A few weeks back, a company called VideoSurf announced a new video search technology that blew me away when co-founder and CEO Lior Delgo pre-briefed me prior to debuting at the TechCrunch 50 conference in September. Don’t get too excited — I say “blew me away” because so far, the only thing in video search that has impressed me is Nexidia’s speech-to-phoneme technology (which used to let you search the news clips on WXIA Atlanta, but it’s no longer there, which either means I just can’t find it, or the broadcaster decided it wasn’t being used enough, yikes!).
Vodpod videos no longer available.
I raved about VideoSurf’s long term potential to the LA Times. I should be clear: the Beta site itself doesn’t threaten Google or even Blinkx as a way to find videos today. But the math behind it is what makes this technology worth paying attention to. VideoSurf doesnt focus on speech-to-text as so many others have (including Google, as reported by ReelSEO).
Instead, VideoSurf processes the image itself to do a few things your brain does automatically but that computers are generally lame at.

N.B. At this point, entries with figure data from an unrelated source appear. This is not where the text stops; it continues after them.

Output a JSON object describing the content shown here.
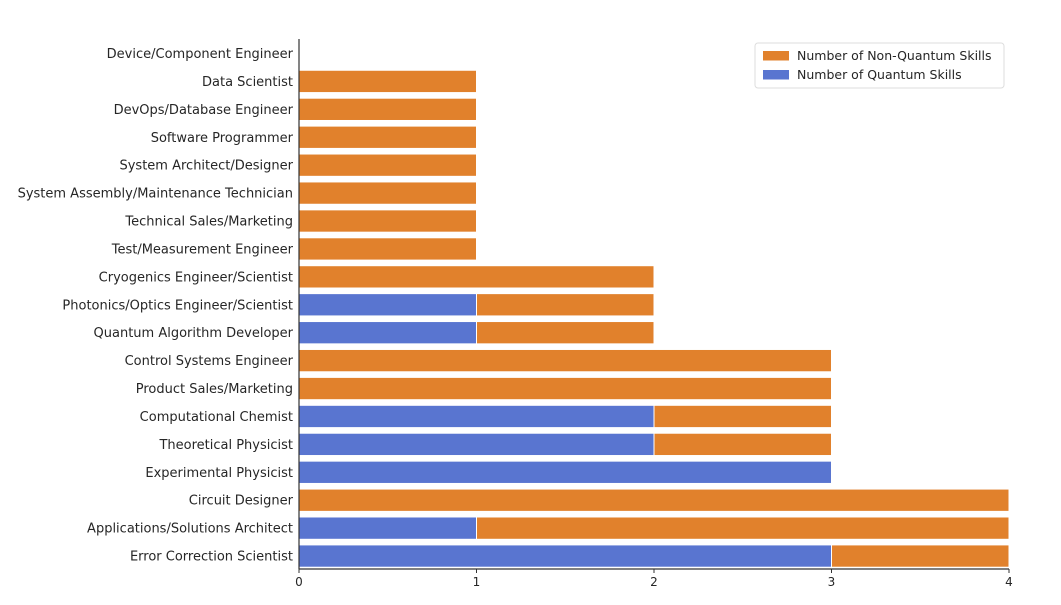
{
  "chart_data": {
    "type": "bar",
    "orientation": "horizontal",
    "stacked": true,
    "categories": [
      "Device/Component Engineer",
      "Data Scientist",
      "DevOps/Database Engineer",
      "Software Programmer",
      "System Architect/Designer",
      "System Assembly/Maintenance Technician",
      "Technical Sales/Marketing",
      "Test/Measurement Engineer",
      "Cryogenics Engineer/Scientist",
      "Photonics/Optics Engineer/Scientist",
      "Quantum Algorithm Developer",
      "Control Systems Engineer",
      "Product Sales/Marketing",
      "Computational Chemist",
      "Theoretical Physicist",
      "Experimental Physicist",
      "Circuit Designer",
      "Applications/Solutions Architect",
      "Error Correction Scientist"
    ],
    "series": [
      {
        "name": "Number of Quantum Skills",
        "color": "#5975d0",
        "values": [
          0,
          0,
          0,
          0,
          0,
          0,
          0,
          0,
          0,
          1,
          1,
          0,
          0,
          2,
          2,
          3,
          0,
          1,
          3
        ]
      },
      {
        "name": "Number of Non-Quantum Skills",
        "color": "#e1812c",
        "values": [
          0,
          1,
          1,
          1,
          1,
          1,
          1,
          1,
          2,
          1,
          1,
          3,
          3,
          1,
          1,
          0,
          4,
          3,
          1
        ]
      }
    ],
    "legend_order": [
      "Number of Non-Quantum Skills",
      "Number of Quantum Skills"
    ],
    "xticks": [
      "0",
      "1",
      "2",
      "3",
      "4"
    ],
    "xlim": [
      0,
      4
    ],
    "title": "",
    "xlabel": "",
    "ylabel": "",
    "legend_position": "top-right",
    "grid": false
  }
}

First, they can match a face from one video to another. This means that if you are looking for videos of Milo Ventimiglia (not that you would, mind you, but you could), the search engine can find any video that has his face in it, even if the video metadata doesn’t mention Milo. That means you’re likely to pick up his image in more places than just the TV shows and movies he has played in (Emmy’s, news clips, etc.).
The second thing is an extension of the first. By recognizing faces, VideoSurf can identify when a scene changes or when a significant event occurs inside a scene. Applying some simple rules about what % of the screen a face takes up can even tell you when the most dramatic moments of a show are. By parsing scenes this way, VideoSurf can now give you a relatively intelligent way to not only search for a person, but to scan the video to find the scenes that person is in.
These are two important pieces of a much bigger puzzle in the future. The future of video search will combine image recognition — including beyond faces to objects and even abstractions like the pace or mood of the video — and text-to-speech, and a whole bunch of viewer behaviors, to eventually allow you to pull exactly the shot you want or answer exactly the question you had. For example:
Search engine query: When did we get footage of grandma telling about how she and grandad met?
The results would be a 3-minute clip of her telling the story, culled by using face recognition, speech-to-text, and metadata about where the clip was shot, from the hundreds of hours of video you have sitting on your home server, your cloud account with Google, or even the linked accounts you and your siblings all share.
The ultimate destination for this engine will be in the cloud (Google will host it) and in the OS (Microsoft and Apple will bake it in). It won’t be a website that people use to find celebrity videos. How many years away is this? Sooner than you think. It sits in the collision between YouTube video and online TV shows and tapeless digital cameras. I give it 3-5 years before people like me can do it, 5+ years before average people can do it.